The nation’s leading provider of ammunition for the U.S. military said sales were up due to a contract for non-standard ammunition for the Afghan Security Forces and higher ammo sales for the U.S. military as well as commercial, law enforcement and international customers. Profits were up on the higher ammo sales, as well as higher volumes of commercial and military aircraft structures, and advanced weapons programs.
Despite the sudden departure of Dan Murphy as ATK’s chairman and CEO this week, the current leaders told analysts yesterday that the company will maintain its business development and capital deployment strategies.
The company hopes to have a new CEO in place early next year to be part of the annual budget planning before that process wraps up in the February and March timeframe.
ATK “won’t skip a beat,” Ronald Fogleman, the company’s new chairman, said. He noted that the current leaders remain in place.
Citing Murphy’s lead in establishing ATK’s brand of low cost innovation, Fogleman said that’s an “industry discriminator” for the company, which will also “remain focused on our core areas…I think that the key thing for us is to stay the course that has proven to be successful up to this point.”
As for capital deployment, John Shroyer, ATK’s interim CEO and chief financial officer, said “flexibility” will still be important to deliver shareholder value.
“I don’t anticipate any significant departure from the way we have operated over the last several years,” Shroyer said. “We’ll look to strategic acquisitions, debt repayments, internal investments and share repurchases.”
Net income climbed 18 percent to $72.5 million, $2.19 earnings per share (EPS), compared to $61.5 million ($1.77 EPS) a year ago, topping consensus estimates by 13 cents EPS. Margins improved 20 basis points to 11.2 percent. Higher pension expenses, additional investments in long-term precision weapons systems, and reduced incentive fees on a missile defense program partially offset the improved profits.
Armament Systems, which is responsible for ATK’s ammo and gun businesses, posted a 58 percent increase in its operating profits. Operating profits were down at the Mission Systems and Space Systems segments.

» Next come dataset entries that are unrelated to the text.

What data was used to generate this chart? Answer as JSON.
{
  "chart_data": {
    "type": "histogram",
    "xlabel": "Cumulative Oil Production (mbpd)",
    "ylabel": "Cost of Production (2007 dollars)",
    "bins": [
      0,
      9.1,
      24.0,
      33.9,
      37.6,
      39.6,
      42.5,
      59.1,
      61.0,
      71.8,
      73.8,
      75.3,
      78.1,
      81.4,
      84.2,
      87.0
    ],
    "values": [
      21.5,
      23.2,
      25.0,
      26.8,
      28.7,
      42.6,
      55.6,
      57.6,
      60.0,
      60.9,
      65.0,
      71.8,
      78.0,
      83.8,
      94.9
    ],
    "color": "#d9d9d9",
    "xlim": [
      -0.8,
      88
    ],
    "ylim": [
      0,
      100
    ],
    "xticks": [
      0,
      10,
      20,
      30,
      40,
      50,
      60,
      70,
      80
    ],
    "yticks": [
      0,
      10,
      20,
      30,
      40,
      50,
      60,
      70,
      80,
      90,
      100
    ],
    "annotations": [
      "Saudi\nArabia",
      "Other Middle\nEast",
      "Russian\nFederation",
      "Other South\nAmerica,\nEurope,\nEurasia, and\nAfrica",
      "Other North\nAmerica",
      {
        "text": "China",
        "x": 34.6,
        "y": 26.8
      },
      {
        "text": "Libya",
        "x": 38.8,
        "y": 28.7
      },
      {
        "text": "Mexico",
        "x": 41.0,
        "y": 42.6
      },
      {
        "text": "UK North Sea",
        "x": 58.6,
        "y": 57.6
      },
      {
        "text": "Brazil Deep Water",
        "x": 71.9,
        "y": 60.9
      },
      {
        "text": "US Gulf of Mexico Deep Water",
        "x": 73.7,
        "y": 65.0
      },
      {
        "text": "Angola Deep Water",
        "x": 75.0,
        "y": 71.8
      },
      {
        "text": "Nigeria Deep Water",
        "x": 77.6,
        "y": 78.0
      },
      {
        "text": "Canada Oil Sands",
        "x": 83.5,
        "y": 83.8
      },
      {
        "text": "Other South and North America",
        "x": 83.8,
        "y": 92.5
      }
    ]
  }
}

ATK’s sales increased 11 percent to $1.2 billion compared to $1.1 billion a year ago, with organic growth 9 percent. Sales were down as expected at the company’s Space Systems segment due to the ramp down in the Air Force Minuteman III ICBM program and the termination of the Kinetic Energy Interceptor program.
Based on the strong quarter and improved outlook for the rest of its fiscal year, ATK raised its earnings, sales and free cash flow guidance for FY ’10. The earnings outlook was bumped up 15 cents to between $8.60 and $8.75 EPS while sales are forecast to be in the $4.8 billion to $4.9 billion range, a $25 million increase from prior guidance. Shroyer said that international and commercial business is expected to account for 30 percent of FY ’10 sales. Free cash flow is expected to be $150 million versus prior expectations of $110 million to $130 million.
ATK will provide guidance for FY ’11 when it reports third quarter results. Shroyer said he expects pension expense to be a headwind next year but that the company can hold the line on margins and possibly even grow them through strong execution. Sales growth drivers in FY ’11 should be commercial and military aircraft structures and precision weapons, he added.